Make it through the season. Make it through that next week.
"And you couldn't help but think it, the kid was built like a jockey," Eels great Dean Pay concedes. "First time I shook Burty's hand I remember thinking, 'Mate, how are you gunna survive here?' He was so scrawny. And 17 at a time when only someone like Freddy Fittler had been starring at that age.
"Guys like myself and Jason Smith, we would actually get into a shout with his old man after games while Luke sat drinking lemonade."
OK, so how the bloody hell has he done it, then?
How has Luke Kevin Burt - this surfer boy who entered the NRL weighing 71kg, who couldn't drink with his peers and, according to Michael Buettner, "spent years talking about Spongebob Squarepants" - not end up in a body bag or wearing his backside as a hat?
Indeed, how does he remain an NRL powerhouse despite still giving some 24kg to rivals like Warrior Manu Vatuvei? How is he a Blue and Gold Army favourite despite having lost his coveted fullback spot to superstar Jarryd Hayne?
And how does a fella with no Origin jerseys, Test caps or NRL commercials filmed in his honour not only threaten to equal the Parramatta tryscoring record of Brett Kenny tonight - but achieve it 43 games quicker than one of the greatest Eels ever?
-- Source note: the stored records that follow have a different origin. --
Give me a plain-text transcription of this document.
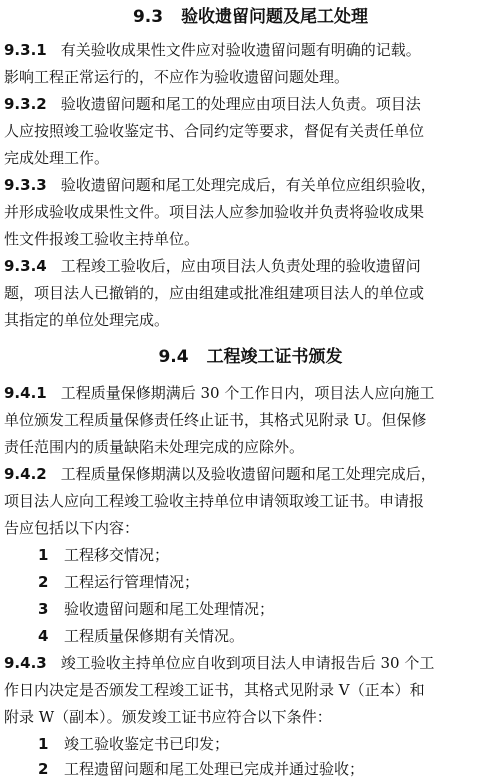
9.3 验收遗留问题及尾工处理
9.3.1 有关验收成果性文件应对验收遗留问题有明确的记载。
影响工程正常运行的，不应作为验收遗留问题处理。
9.3.2 验收遗留问题和尾工的处理应由项目法人负责。项目法
人应按照竣工验收鉴定书、合同约定等要求，督促有关责任单位
完成处理工作。
9.3.3 验收遗留问题和尾工处理完成后，有关单位应组织验收，
并形成验收成果性文件。项目法人应参加验收并负责将验收成果
性文件报竣工验收主持单位。
9.3.4 工程竣工验收后，应由项目法人负责处理的验收遗留问
题，项目法人已撤销的，应由组建或批准组建项目法人的单位或
其指定的单位处理完成。
9.4 工程竣工证书颁发
9.4.1 工程质量保修期满后 30 个工作日内，项目法人应向施工
单位颁发工程质量保修责任终止证书，其格式见附录 U。但保修
责任范围内的质量缺陷未处理完成的应除外。
9.4.2 工程质量保修期满以及验收遗留问题和尾工处理完成后，
项目法人应向工程竣工验收主持单位申请领取竣工证书。申请报
告应包括以下内容：
1 工程移交情况；
2 工程运行管理情况；
3 验收遗留问题和尾工处理情况；
4 工程质量保修期有关情况。
9.4.3 竣工验收主持单位应自收到项目法人申请报告后 30 个工
作日内决定是否颁发工程竣工证书，其格式见附录 V（正本）和
附录 W（副本）。颁发竣工证书应符合以下条件：
1 竣工验收鉴定书已印发；
2 工程遗留问题和尾工处理已完成并通过验收；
Burt, see, isn't supposed to be doing anything like this. Ever.
"So, what's the secret? Ahhh, dunno," the Eels winger laughs now, speaking down the phone line with League Central while bathing his two kids, Lincoln and Sophie. "There's nothing too special. But I don't think I'd call myself a stupid player."
Indeed, if there is one thing that makes Burt great, a superhero cape of sorts for his unbelievable success, it's that this son of a Newcastle roof tiler isn't just an athlete in footy boots, he's a genuine footballer.
It's why Burt goalkicks at 77 per cent. Why he boasts most points by any Eel in a match twice. And why only a couple of years back, he kept rival coaches awake at night with a play-the-ball speed which was the envy of every other player in the NRL.
"Luke Burt isn't here because his old man stands six feet tall or his mum runs the hundred in 11 seconds," retired Eels hooker Dean Schifilliti says. "Burty's here because he's one of the few true footy players left in our game.
"Watch him and you'll see how he always manages to be slightly quicker than the guy chasing him.
"Always gets to the ball before his rival. A winger forever finding his way to that tryline when no one else thinks he will."
Yet while Burt may be blessed with the type of league smarts that once saw him score 190 points in an SG Ball season spanning 13 games, there is also a work ethic that has increased as those blond locks disappeared.
For proof, ask Buettner about those countless hours he spent, on request, running at Burt while training to hone defensive skills. Or UFC lightweight Jamie Te Huna, who is forever telling fellow fighters about the wiry winger who battled on with a smashed and bloodied nose because, hey, while he ain't much of a fighter, the bloke wasn't leaving that cage until there had been a fight, either.
Nathan Hindmarsh loves the guy. Wendell Sailor insists he's sledge-proof. While Eels conditioner Hayden Knowles wants you to know how Burt hobbled painfully through almost every exercise over summer because, despite coming off ankle surgery, "the guy just never misses a session".
"But for me, the training yarn that best sums up Burty is when he broke his collarbone," Nathan Cayless, the retired prop now selling industrial real estate for Colliers International, insists.
"He spent three, four months workin' his backside off to get back yet, when he was finally ready, they ran Brett Hodgson at him - just a little test against the lightest bloke we could find - and he broke it again. No one could believe it but Burty. He just disappeared to start from scratch."
This, see, is how Burt continually answers that question Pay never asked him aloud.
With consistency. Reliability. And such dogged resistance you have to ask what, besides the hairline, has changed over all these years?"Ah, not much," Burt grins. "My old man Dave is still coming to games ... and I'm back in the corner drinking lemonade afterwards."
Replies
Hopefully, when he does get the record, the whole stadium will go into a huge roar in appreciation for Burty.
One of the NRL's all round good guys, I love the fact at Parramatta we have so many of them..
HIndy, Manner, Ben Smith, Moi Moi and last season Cayless
These guys are the core of our club and are great role models
Yeah tell me about it.. I read the article and just had to put it up! It is a good read, but most importantly, he is a great guy and deserves whatever accolades come his way!